Diário do Alentejo

Inimigo
Opinião

Inimigo

Luís Godinho, jornalista

01 de julho 2019 - 10:00

O noticiário das 20 corria célere. Como segunda-feira é (era?) dia de Manuela Moura Guedes fazer comentário na SIC, manda a prudência e o bom senso que atempadamente me certifique de seguir as “novas” do País e do mundo pelo olhar de outro de canal televisivo. Entre uma garfada de caril e a atenção necessária às questões familiares, a monotonia da “missa das oito”, como Adelino Gomes lhe chamou, é interrompida por uma frase numa peça sobre o reaparecimento de Rui Rio: “Um demasiado longo silêncio para quem faz oposição”. Um “demasiado longo silêncio”… coisas da TVI, está bem de ver.

 

Olhos postos no televisor, eis Rio a falar sobre a constituição de Álvaro Amaro como arguido: “Já me explicou o que entende que se passou, tem a certeza absoluta, diz-me ele, que não cometeu qualquer crime (…) os julgamentos devem ser feitos no tribunal e não na praça pública”. Nada mal para quem lidera um partido que fez do “caso Sócrates” a bandeira da mais recente campanha eleitoral.
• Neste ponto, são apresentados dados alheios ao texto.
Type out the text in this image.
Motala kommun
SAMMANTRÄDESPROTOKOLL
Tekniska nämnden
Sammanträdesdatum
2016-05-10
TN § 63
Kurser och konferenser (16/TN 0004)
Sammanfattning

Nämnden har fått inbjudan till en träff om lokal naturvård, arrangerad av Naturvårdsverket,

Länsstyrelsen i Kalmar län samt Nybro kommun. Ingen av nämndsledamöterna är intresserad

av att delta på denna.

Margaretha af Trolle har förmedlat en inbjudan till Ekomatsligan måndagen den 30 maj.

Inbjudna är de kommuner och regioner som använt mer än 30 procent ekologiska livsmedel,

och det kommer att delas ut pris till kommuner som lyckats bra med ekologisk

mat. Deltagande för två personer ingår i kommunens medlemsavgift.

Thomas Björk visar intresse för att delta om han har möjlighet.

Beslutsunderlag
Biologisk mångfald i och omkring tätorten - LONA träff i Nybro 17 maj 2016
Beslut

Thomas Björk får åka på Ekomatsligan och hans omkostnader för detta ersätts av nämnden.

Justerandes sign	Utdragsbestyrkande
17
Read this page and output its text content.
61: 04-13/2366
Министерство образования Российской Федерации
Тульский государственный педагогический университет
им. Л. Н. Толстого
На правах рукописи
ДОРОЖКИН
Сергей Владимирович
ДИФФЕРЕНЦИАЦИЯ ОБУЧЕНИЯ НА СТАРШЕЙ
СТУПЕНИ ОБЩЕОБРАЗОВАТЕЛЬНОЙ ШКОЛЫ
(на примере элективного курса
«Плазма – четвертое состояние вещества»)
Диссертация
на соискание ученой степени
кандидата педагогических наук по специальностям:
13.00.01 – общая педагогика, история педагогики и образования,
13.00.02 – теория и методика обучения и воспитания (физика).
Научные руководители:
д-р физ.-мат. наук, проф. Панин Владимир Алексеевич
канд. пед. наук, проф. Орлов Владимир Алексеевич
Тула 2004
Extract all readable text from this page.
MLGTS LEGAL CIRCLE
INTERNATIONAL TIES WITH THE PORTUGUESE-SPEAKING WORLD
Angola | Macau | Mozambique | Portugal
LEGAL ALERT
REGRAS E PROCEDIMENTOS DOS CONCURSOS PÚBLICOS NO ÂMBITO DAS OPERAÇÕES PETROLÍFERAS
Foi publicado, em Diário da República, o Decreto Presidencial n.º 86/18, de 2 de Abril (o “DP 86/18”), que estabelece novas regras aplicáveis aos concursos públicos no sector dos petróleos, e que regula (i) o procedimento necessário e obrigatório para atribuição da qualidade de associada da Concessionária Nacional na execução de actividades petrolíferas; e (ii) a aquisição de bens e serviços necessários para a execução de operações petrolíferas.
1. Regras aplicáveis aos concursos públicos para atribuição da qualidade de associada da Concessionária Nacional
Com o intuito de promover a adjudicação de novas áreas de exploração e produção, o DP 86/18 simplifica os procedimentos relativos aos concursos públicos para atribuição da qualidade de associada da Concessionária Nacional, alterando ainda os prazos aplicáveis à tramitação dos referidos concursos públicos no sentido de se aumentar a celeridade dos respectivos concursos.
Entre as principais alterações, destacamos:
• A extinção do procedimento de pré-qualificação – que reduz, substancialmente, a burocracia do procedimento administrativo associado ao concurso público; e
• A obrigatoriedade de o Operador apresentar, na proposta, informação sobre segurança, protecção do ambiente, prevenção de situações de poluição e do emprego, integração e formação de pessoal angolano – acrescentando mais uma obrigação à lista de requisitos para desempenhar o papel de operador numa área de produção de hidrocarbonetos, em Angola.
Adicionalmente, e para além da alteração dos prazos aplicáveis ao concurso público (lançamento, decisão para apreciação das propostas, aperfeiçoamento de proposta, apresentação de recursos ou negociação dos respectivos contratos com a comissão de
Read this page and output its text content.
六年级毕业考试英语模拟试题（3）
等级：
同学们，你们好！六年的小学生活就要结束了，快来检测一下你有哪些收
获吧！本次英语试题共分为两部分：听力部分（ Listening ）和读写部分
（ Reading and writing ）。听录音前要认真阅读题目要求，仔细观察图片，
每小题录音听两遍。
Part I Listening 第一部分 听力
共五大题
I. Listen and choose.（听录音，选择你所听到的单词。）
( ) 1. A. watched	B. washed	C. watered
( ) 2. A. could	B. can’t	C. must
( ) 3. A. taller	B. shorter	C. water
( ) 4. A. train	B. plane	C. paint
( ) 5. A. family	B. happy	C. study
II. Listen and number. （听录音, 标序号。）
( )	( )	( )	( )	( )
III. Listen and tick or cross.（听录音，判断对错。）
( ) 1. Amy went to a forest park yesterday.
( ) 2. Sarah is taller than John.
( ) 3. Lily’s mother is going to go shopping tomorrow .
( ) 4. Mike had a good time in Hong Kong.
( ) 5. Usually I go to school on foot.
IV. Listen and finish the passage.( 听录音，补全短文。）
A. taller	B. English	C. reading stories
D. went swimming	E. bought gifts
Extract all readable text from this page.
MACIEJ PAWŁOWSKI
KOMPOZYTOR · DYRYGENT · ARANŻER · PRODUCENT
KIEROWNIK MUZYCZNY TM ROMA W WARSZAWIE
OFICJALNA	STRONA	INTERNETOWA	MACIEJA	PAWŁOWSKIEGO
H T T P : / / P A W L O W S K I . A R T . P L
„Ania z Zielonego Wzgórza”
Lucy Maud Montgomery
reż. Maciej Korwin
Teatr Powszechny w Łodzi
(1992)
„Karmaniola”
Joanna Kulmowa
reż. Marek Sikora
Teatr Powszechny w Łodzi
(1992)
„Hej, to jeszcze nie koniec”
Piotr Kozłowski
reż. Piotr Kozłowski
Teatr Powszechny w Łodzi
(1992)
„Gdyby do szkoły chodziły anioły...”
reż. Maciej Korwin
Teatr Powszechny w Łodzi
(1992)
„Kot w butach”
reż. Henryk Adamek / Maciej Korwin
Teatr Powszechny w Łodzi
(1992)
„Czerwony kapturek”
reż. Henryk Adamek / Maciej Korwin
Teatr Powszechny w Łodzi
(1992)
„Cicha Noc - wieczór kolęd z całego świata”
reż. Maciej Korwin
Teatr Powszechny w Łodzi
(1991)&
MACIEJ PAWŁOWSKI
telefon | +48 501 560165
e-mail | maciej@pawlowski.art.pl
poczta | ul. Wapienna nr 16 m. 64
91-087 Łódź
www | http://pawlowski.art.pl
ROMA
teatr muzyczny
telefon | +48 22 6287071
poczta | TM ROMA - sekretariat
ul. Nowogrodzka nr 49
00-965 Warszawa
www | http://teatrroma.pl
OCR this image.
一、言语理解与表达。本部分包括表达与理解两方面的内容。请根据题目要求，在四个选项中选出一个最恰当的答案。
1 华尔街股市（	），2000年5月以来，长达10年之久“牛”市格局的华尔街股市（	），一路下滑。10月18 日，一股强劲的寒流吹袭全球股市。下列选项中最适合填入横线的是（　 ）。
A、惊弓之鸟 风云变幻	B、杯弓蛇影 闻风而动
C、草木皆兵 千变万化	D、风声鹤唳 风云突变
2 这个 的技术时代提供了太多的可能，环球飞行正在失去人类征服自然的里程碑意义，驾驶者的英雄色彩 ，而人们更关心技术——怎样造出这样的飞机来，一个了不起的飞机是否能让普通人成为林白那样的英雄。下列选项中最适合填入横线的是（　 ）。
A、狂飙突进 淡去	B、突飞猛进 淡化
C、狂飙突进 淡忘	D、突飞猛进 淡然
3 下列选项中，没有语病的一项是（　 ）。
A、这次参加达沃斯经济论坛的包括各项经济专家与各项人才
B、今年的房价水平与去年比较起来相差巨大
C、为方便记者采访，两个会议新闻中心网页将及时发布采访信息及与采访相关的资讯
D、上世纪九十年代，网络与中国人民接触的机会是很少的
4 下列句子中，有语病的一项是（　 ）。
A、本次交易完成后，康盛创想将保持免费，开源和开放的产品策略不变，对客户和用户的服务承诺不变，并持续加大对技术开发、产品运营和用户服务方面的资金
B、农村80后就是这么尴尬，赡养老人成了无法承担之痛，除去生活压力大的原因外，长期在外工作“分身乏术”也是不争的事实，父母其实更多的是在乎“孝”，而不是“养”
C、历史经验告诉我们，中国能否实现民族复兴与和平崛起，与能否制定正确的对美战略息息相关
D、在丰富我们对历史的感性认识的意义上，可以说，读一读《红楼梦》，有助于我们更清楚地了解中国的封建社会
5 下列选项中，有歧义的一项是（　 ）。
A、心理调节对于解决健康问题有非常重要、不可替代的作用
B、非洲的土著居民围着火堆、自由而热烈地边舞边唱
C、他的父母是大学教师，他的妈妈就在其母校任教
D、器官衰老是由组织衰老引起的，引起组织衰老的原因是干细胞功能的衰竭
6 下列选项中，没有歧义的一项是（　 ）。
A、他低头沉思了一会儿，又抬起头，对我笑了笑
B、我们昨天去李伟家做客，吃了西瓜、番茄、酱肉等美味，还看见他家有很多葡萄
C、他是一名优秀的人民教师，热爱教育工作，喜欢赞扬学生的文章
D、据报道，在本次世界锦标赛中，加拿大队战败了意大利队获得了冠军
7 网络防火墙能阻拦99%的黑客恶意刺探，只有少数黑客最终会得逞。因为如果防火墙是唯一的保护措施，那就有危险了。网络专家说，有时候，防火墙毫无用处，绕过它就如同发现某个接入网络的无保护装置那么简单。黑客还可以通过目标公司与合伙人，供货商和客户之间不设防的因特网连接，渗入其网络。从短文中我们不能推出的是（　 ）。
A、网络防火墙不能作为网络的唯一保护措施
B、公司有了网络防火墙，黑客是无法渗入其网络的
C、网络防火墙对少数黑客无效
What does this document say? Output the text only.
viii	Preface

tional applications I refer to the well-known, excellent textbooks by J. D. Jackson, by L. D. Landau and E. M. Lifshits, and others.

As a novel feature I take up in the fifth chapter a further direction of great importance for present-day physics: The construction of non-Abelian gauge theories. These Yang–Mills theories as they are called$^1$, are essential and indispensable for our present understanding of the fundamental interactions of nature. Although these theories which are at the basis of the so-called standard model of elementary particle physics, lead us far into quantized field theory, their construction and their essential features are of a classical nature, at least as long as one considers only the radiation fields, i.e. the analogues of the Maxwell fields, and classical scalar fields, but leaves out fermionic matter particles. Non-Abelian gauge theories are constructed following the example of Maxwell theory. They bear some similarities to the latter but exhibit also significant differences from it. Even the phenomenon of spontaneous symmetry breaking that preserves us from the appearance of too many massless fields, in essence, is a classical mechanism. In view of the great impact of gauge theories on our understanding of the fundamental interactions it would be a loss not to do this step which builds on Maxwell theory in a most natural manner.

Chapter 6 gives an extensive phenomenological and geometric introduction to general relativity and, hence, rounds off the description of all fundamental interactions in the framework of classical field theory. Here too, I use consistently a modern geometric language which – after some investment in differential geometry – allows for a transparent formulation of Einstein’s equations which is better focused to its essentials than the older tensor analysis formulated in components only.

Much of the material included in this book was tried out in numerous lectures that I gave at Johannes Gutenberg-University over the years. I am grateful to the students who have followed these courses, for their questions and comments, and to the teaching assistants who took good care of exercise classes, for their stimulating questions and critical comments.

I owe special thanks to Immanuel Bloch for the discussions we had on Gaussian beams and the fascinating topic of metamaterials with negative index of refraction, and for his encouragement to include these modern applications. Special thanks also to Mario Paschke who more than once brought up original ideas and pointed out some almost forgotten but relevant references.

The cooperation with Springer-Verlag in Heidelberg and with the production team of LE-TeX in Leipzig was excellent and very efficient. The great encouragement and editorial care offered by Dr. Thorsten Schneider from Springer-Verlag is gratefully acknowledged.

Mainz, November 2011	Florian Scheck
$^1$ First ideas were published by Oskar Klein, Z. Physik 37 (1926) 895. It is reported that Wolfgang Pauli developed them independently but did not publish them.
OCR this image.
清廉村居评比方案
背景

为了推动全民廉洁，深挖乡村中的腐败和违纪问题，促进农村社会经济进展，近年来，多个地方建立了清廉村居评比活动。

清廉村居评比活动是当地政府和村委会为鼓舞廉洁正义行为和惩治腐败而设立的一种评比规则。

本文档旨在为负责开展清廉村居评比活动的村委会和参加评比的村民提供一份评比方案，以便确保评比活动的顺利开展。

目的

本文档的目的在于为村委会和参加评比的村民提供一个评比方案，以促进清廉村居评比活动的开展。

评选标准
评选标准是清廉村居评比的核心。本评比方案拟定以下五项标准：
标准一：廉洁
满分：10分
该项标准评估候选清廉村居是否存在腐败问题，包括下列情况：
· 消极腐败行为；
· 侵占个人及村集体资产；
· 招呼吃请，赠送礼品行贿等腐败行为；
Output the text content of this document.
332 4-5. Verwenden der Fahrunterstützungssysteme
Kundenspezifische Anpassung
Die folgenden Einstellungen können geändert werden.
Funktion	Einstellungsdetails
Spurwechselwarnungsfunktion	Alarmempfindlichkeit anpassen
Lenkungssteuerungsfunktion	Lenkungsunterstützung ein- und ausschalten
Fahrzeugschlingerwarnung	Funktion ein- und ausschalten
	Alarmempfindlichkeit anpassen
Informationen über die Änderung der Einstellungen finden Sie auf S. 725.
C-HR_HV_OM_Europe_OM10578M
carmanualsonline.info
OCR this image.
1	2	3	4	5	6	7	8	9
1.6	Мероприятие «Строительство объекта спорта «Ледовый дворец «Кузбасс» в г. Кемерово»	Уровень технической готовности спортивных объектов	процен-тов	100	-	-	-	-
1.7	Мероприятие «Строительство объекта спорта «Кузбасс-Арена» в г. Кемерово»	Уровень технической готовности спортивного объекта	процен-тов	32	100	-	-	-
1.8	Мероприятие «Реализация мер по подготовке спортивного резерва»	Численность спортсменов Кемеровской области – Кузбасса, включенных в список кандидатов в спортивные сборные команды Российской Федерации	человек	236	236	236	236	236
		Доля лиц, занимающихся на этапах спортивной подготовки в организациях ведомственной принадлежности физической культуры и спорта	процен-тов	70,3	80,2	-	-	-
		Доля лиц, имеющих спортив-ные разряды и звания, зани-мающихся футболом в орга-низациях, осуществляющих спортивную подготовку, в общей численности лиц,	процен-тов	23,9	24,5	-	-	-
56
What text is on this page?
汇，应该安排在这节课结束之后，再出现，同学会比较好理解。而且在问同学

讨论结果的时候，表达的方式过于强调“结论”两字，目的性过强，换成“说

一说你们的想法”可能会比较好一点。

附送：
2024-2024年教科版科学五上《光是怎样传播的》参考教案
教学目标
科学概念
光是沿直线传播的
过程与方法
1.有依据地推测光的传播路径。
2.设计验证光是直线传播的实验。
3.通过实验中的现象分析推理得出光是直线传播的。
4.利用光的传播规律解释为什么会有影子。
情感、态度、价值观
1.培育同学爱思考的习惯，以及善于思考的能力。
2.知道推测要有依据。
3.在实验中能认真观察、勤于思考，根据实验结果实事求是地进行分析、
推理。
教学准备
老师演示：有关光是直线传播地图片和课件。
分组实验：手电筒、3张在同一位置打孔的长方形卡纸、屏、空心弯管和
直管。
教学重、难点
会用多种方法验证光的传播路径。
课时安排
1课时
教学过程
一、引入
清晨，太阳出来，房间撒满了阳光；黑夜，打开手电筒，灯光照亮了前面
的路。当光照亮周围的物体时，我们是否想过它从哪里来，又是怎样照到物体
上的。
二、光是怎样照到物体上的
Mais uma garfada de caril e eis a pérola da noite. Dando por encerrado o tema de justiça, a jornalista decide avançar por matéria de natureza política: “Do lado do inimigo já se prometem aumentos na função pública”. Sem saber se o dito “inimigo” é o PS ou o Governo, presumindo tratar-se de coisa distinta, ou se o “inimigo” é todo aquele que promete aumentos na função pública, ou ainda se o “inimigo” será alguém de quem Rui Rio não goste, o jantar lá prossegue, já sem televisão mas com o lamento de ter sido novamente incauto. E, no entanto, isto de se apelidar de “inimigo” um adversário é revelador do estado a que chegou o jornalismo e uma certa forma de fazer política.

 

Não resisto a recordar uma velha história de Winston Churchill que vem sempre à liça quando se fala de inimigos e de política. Conta-se que certo dia Churchill recebeu na bancada do Partido Conservador em Westminster um jovem deputado, eleito pela primeira vez, que, ao olhar em frente, viu os deputados trabalhistas e comentou: “É ali que estão os nossos inimigos”. Churchill corrigiu-o: “Ali sentam-se os nossos adversários, os nossos inimigos sentam-se aqui, ao nosso lado”. Não sei se a história é verídica mas, além de ter piada, cumpre o propósito de chamar a atenção para o erro de se classificar o outro como “inimigo”, seja porque este defende ideias contrárias às nossas, é adepto de um outro clube de futebol ou tem interesses dos quais discordamos. Resumir a política e a intervenção cívica a nós contra eles, a aliados e inimigos, a bons e maus, é contribuir para a degradação da vida pública e para o crescimento dos populismos. Na maior parte das vezes, o nosso verdadeiro inimigo não é quem discorda de nós, é aquele que vimos quando todas as manhãs nos olhamos ao espelho, ou quem se encontra sentado ao nosso lado, como terá dito Churchill. Bem sei que vão longe os tempos em que Aristóteles se referia à política como tendo o principal objetivo de “criar a amizade” entre os habitantes de uma cidade. Façamos com que ela possa, ao menos, ser a arte do compromisso.